Minister of Water Resources Suleiman Adamu says the ministry will declare national emergency actions to resolve the shortage of potable water across the country.
This decision was the thrust of the ministry’s national retreat on National Action Plan for the Revitalisation of Nigeria’s Water and Sanitation sector held in Abuja.
The minister said that the call became necessary following the result of the World Bank Diagnostic Report which raised a serious concern of decline in the quality and accessibility of water supply sector in the country.
He also expressed concern about pipe-borne water situation in the country, describing the situation as worrisome.
He noted that the proliferation of sachet and bottle-water factories around the country was an indication that there was a crisis in the sector.
“We are worried about the lack of potable water, even at this event; we see how bottle water is placed on every table.
“I remember when we attended the World Water Week in Stockholm, we were given empty water bottles when we registered, all you need to do was to open the taps around and fetch water to drink.
“This is why we can’t continue like this, it is a national emergency,’’ Adamu said.
According to him, without an action plan to revitalise the water sector, Nigeria may find it difficult to meet the Sustainable Development Goals on Water and Sanitation by 2030.
Adamu recalled that the National Council on Water Resources made recommendations in 2017on the need to pursue a strategy on deliberate repositioning of the water supply sector.
He said that the draft action plan proposed included the clarification of the roles of all stakeholders, continuous capacity building, regulation of informal players and improving strategies to increase access to water.

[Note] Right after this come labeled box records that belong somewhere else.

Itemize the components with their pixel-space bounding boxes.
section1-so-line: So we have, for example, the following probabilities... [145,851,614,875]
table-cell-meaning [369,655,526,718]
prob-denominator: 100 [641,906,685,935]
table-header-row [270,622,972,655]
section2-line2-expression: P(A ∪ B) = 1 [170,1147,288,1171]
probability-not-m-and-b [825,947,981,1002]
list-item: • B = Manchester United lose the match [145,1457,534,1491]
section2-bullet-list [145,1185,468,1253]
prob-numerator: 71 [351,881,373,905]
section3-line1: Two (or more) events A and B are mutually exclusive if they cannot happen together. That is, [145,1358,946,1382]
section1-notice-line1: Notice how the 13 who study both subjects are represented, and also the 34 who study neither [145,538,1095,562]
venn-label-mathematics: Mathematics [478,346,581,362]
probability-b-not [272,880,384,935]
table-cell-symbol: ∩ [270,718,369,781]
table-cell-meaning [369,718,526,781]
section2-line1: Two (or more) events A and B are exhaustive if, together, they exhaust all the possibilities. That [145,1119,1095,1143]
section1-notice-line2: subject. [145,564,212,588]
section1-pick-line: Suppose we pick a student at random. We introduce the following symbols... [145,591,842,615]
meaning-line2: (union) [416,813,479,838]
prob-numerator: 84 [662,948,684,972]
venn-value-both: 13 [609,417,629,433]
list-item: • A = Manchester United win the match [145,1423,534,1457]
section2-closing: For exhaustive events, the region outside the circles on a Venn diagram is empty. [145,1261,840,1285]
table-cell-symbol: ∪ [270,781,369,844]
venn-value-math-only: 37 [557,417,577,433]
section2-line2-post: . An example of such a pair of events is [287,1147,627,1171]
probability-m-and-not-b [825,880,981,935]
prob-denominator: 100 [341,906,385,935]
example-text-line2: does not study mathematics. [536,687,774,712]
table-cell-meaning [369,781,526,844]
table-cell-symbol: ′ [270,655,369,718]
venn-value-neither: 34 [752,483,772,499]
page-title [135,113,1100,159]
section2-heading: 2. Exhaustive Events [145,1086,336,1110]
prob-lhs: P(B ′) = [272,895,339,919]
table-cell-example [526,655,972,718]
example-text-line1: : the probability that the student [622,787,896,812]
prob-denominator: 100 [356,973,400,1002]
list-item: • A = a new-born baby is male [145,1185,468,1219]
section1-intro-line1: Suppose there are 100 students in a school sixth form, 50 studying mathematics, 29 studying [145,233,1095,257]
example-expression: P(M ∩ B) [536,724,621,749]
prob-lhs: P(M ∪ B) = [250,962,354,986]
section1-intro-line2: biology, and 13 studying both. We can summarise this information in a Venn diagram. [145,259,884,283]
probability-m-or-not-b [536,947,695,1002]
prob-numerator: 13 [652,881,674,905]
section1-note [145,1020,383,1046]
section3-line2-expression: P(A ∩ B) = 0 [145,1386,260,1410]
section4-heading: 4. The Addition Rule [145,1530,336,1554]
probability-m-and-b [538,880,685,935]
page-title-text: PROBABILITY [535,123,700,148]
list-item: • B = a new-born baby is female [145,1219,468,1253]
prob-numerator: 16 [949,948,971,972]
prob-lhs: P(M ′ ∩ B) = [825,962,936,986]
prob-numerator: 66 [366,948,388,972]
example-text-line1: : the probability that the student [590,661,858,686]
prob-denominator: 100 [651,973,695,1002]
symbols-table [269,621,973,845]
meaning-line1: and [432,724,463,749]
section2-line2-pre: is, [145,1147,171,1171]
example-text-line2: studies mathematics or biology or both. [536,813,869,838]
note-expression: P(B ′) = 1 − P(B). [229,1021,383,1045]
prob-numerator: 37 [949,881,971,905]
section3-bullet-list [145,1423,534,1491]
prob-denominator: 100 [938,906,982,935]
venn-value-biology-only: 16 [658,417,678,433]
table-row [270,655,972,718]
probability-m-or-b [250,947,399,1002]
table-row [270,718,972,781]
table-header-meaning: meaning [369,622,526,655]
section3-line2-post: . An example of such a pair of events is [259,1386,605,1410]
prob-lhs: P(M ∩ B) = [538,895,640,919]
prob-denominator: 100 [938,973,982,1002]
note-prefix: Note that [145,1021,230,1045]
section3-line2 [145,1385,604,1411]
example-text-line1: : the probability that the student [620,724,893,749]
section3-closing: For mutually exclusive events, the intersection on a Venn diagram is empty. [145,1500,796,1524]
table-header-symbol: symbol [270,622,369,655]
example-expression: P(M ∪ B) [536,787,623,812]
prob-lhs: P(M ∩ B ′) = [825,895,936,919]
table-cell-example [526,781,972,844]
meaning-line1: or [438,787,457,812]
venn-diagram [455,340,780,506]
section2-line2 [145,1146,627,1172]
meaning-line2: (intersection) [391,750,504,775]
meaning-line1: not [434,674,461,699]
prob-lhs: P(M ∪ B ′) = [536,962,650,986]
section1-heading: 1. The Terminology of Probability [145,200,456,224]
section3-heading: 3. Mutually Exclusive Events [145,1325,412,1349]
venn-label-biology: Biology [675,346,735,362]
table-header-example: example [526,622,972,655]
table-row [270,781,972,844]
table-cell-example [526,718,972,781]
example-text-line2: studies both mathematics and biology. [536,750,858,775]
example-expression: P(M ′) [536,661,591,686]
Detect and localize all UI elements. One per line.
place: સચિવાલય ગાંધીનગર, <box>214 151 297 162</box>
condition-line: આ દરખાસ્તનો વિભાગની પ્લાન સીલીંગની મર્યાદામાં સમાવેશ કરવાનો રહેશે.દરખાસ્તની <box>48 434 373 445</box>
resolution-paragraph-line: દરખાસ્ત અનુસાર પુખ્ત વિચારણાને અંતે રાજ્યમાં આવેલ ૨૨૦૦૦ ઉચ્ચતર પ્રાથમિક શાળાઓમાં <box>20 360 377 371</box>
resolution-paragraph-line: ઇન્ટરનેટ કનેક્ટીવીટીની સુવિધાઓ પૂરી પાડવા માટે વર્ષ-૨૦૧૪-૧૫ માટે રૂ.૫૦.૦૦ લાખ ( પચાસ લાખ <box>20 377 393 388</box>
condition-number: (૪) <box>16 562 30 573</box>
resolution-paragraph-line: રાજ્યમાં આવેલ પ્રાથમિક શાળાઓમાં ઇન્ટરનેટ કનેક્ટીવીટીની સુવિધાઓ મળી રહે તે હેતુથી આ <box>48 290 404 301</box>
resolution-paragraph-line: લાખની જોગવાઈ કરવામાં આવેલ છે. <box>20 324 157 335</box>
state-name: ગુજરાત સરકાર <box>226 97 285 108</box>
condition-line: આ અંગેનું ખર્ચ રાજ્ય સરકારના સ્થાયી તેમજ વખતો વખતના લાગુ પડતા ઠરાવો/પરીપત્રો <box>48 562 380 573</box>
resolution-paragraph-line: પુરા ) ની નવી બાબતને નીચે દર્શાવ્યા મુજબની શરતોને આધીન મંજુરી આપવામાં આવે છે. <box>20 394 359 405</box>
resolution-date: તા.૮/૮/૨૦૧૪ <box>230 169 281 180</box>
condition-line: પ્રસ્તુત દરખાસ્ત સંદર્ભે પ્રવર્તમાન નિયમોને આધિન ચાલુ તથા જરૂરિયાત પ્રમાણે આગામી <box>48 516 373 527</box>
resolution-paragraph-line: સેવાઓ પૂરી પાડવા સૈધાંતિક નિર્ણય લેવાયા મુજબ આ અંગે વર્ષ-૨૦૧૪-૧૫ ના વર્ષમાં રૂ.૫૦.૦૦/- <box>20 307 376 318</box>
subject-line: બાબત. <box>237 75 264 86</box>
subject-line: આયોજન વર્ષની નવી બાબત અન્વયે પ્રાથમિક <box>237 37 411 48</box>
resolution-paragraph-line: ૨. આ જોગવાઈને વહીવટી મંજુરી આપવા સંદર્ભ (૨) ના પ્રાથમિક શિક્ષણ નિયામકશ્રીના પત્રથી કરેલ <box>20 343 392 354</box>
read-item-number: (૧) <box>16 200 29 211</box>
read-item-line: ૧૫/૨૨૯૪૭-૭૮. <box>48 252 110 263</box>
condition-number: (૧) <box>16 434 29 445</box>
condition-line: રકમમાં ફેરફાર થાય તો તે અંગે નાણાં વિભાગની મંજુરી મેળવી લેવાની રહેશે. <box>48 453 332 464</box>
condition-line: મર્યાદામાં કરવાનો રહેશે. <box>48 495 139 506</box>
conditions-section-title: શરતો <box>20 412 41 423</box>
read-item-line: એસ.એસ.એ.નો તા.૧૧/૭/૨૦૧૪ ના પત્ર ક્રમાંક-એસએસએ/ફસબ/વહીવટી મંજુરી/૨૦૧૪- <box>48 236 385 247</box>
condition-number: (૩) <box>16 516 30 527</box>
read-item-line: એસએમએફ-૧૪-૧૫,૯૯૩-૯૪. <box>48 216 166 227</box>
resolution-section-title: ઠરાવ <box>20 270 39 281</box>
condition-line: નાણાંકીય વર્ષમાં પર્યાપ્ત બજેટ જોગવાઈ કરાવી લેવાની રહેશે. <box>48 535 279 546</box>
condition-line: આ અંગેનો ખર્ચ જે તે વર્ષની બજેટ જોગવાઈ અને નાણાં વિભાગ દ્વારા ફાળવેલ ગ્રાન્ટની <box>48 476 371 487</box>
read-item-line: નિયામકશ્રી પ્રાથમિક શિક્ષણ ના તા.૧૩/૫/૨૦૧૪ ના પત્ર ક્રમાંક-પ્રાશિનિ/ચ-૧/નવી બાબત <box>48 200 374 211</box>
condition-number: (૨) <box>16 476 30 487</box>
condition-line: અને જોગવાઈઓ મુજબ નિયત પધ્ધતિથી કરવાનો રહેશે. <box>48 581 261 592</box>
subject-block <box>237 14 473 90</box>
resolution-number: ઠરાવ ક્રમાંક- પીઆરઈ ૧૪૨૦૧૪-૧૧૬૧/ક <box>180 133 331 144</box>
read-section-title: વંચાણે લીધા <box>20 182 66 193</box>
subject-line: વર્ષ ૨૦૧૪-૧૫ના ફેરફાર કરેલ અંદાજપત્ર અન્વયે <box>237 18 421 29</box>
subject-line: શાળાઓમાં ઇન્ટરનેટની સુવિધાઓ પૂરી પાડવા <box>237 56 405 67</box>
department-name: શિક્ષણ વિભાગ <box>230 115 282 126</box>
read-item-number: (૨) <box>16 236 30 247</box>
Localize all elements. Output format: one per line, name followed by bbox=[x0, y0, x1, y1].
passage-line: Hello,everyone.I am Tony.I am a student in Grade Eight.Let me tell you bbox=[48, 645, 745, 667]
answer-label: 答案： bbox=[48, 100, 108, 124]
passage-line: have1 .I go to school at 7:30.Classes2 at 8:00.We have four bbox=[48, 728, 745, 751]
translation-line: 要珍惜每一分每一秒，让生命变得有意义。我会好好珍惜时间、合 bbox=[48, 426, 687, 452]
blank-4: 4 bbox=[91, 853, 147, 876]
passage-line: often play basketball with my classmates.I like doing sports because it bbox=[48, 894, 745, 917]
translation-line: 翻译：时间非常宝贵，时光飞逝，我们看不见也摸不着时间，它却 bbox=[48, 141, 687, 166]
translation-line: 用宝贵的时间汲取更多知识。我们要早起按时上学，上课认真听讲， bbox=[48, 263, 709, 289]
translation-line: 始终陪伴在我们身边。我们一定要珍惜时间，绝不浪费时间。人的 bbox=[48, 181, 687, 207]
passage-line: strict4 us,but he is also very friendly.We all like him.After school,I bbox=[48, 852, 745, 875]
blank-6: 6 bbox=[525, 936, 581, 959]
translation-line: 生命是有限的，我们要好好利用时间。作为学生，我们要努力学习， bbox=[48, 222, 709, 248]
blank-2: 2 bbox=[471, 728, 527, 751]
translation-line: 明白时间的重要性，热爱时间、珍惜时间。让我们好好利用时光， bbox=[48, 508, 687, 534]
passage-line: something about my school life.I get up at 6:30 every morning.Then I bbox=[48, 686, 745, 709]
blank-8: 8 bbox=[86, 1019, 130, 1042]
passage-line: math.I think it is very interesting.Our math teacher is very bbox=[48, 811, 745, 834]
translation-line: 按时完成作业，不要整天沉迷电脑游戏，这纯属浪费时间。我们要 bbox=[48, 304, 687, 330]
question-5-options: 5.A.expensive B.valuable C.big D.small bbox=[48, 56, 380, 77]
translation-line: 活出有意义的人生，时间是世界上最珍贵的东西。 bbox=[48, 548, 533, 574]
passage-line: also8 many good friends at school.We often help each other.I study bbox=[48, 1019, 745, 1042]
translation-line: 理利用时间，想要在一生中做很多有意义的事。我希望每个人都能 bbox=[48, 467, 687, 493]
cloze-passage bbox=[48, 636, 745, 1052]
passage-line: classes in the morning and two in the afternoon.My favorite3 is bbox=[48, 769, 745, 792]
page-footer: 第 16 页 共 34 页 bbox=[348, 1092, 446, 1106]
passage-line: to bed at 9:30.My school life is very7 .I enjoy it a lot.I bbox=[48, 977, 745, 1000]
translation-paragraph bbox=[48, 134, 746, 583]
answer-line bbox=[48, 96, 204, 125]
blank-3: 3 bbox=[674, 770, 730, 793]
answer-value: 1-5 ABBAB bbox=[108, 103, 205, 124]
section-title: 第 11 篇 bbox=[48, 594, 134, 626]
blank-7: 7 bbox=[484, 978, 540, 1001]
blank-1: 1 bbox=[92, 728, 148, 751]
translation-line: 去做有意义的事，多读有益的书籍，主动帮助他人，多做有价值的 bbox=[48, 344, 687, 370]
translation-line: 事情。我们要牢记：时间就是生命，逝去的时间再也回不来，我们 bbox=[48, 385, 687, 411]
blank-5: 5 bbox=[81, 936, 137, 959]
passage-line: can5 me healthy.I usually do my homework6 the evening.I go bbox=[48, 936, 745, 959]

He said that the retreat was an opportunity for all stakeholders to seek ways to find lasting solutions to the current crisis in the water resources sector.
Mr Benson Ajisegiri, Director, Water Supply with the ministry, said the nation’s Action Plan for the Revitalisation of Nigeria’s Water and Sanitation sector was in crisis, with urban access to water declining from 32 per cent in 1990 to 10 per cent on 2015.
He said no fewer than 40 per cent of the water schemes was non-functional, with poor power supply, non-payment of water levies, lack of water governance and poor political will from leaders.
He said that it was saddening to note that state water agencies lacked political prioritisation and funding to maintain infrastructure and pay salaries, resulting in the abandonment of many water projects.
Ajisegiri said the ministry was coordinating donor-support interventions and the partnerships for expanded water and sanitation programmes to improve access to water and sanitation in the country.
Dr Luis Andres, Lead Economist, Water Global Practice, World Bank, said the sector in the country was in serious crisis that needed immediate interventions.
Andres commended the Federal Government on its programmes to improve the sector but noted that stronger collaboration would help the sector in resolving the crisis.